Hall, sheriff since 2000, won't seek re-election next year.

He asked commissioners to allow him to use $300,000 left over from the fiscal 2015 budget — which ended Sept. 30 — to fund the project.

Commissioners' only concern about the project was its potential long-term cost.

"The biggest question I have is, is this going to grow your budget?" Commissioner Bob Cole asked. "You're opening a whole new building. You're going to have a whole new staff.
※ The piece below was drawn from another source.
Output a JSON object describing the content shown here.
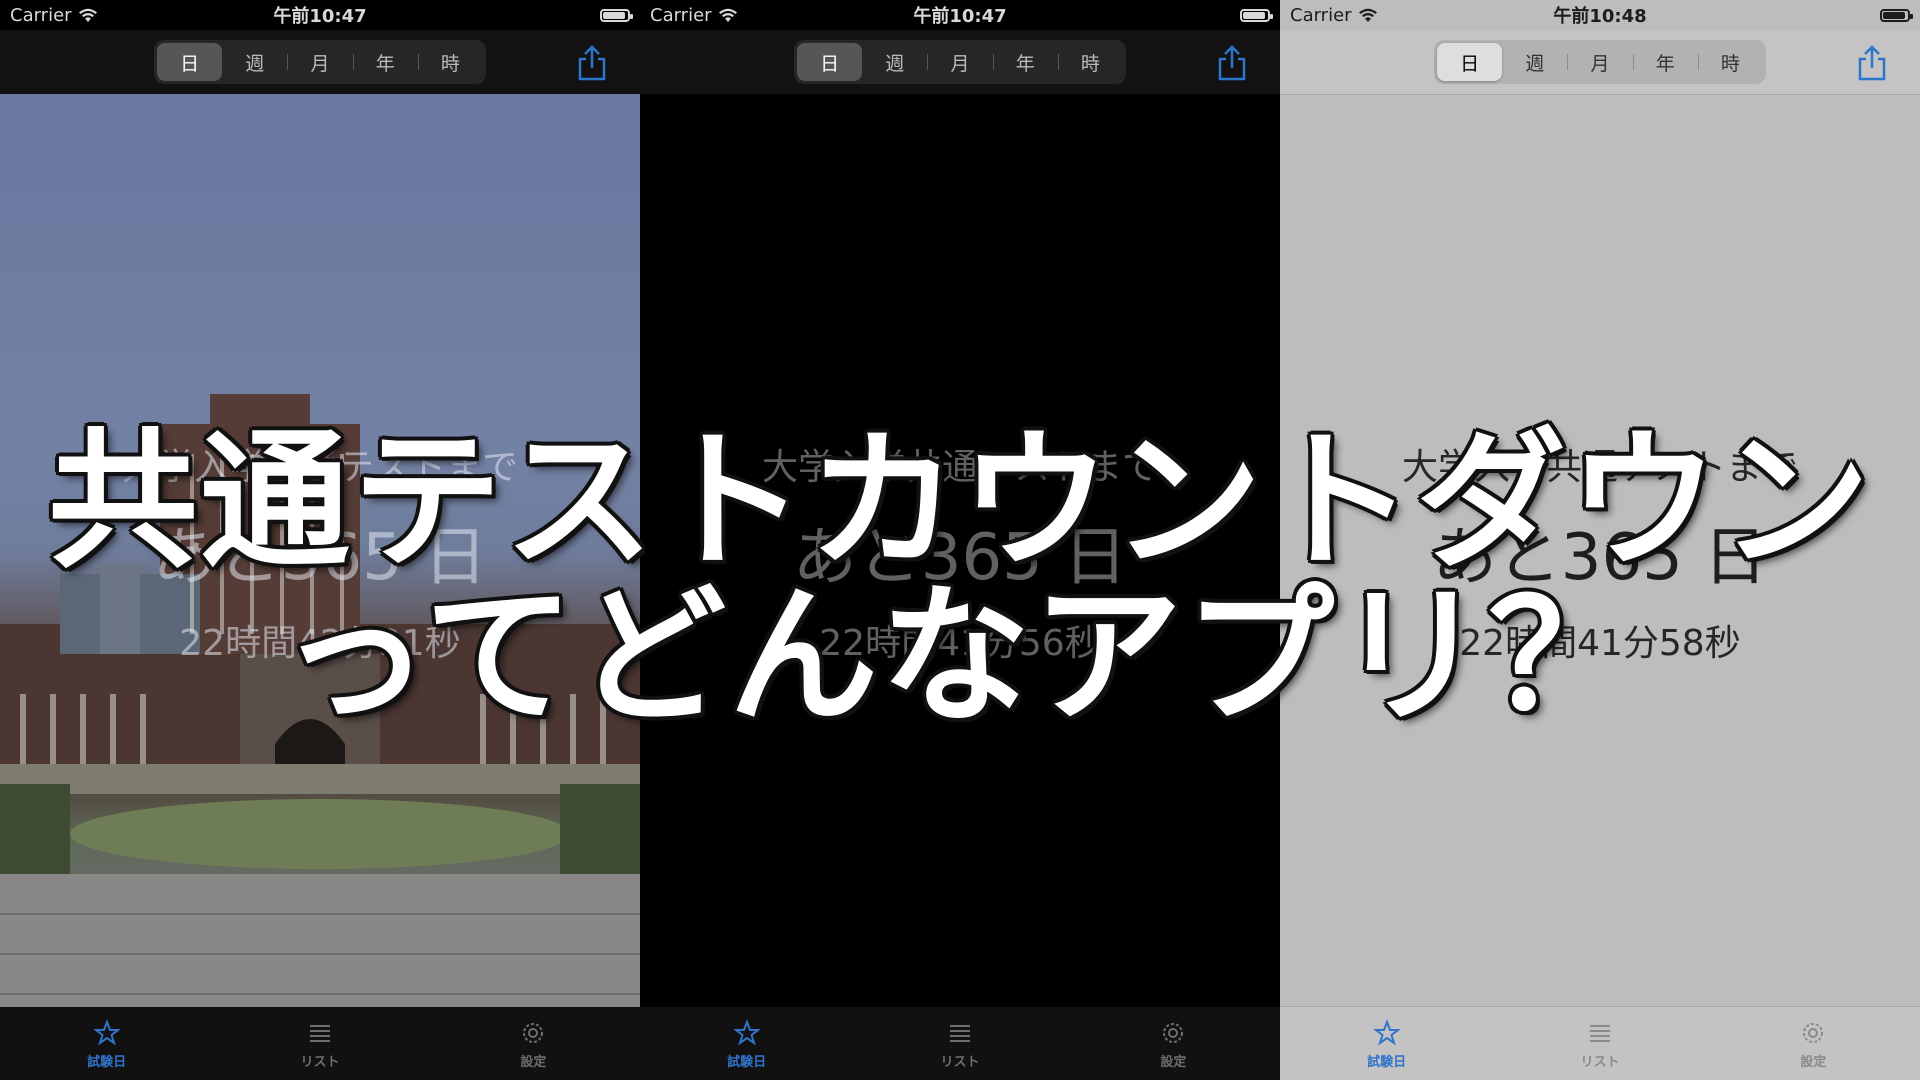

You're going to have an extension of culinary services."

Hall said he believes the $300,000 will be enough to cover the facility's first year, but commissioners asked him to bring them figures on how much it would cost to run on annual basis for their Thursday meeting, when they are expected to make a final decision.

"Hopefully, it will get to the point where it pays for itself," Hall said. "It's also taking pressure off the jail, and it's keeping those inmates from sitting up watching TV all day, not giving back to the community."

Escambia's work release center, located on West Fairfield Drive near the Escambia County Jail, can house more 300 inmates at a time. From October 2014 to September 2015, 464 inmates participated in that program.

Escambia's program funds itself; there is about $946,000 budgeted for the program for next year in the county's budget. Pathways for Change, a nonprofit that offers counseling and job skills training for people with addiction issues, operates a program in the work release center for inmates who qualify for that program.

The County pays Pathways for Change $140,000 a year, but also pays a little over $160,000 to the work release center to cover their housing. Pathways for Change inmates don’t pay any fees, the County pays them.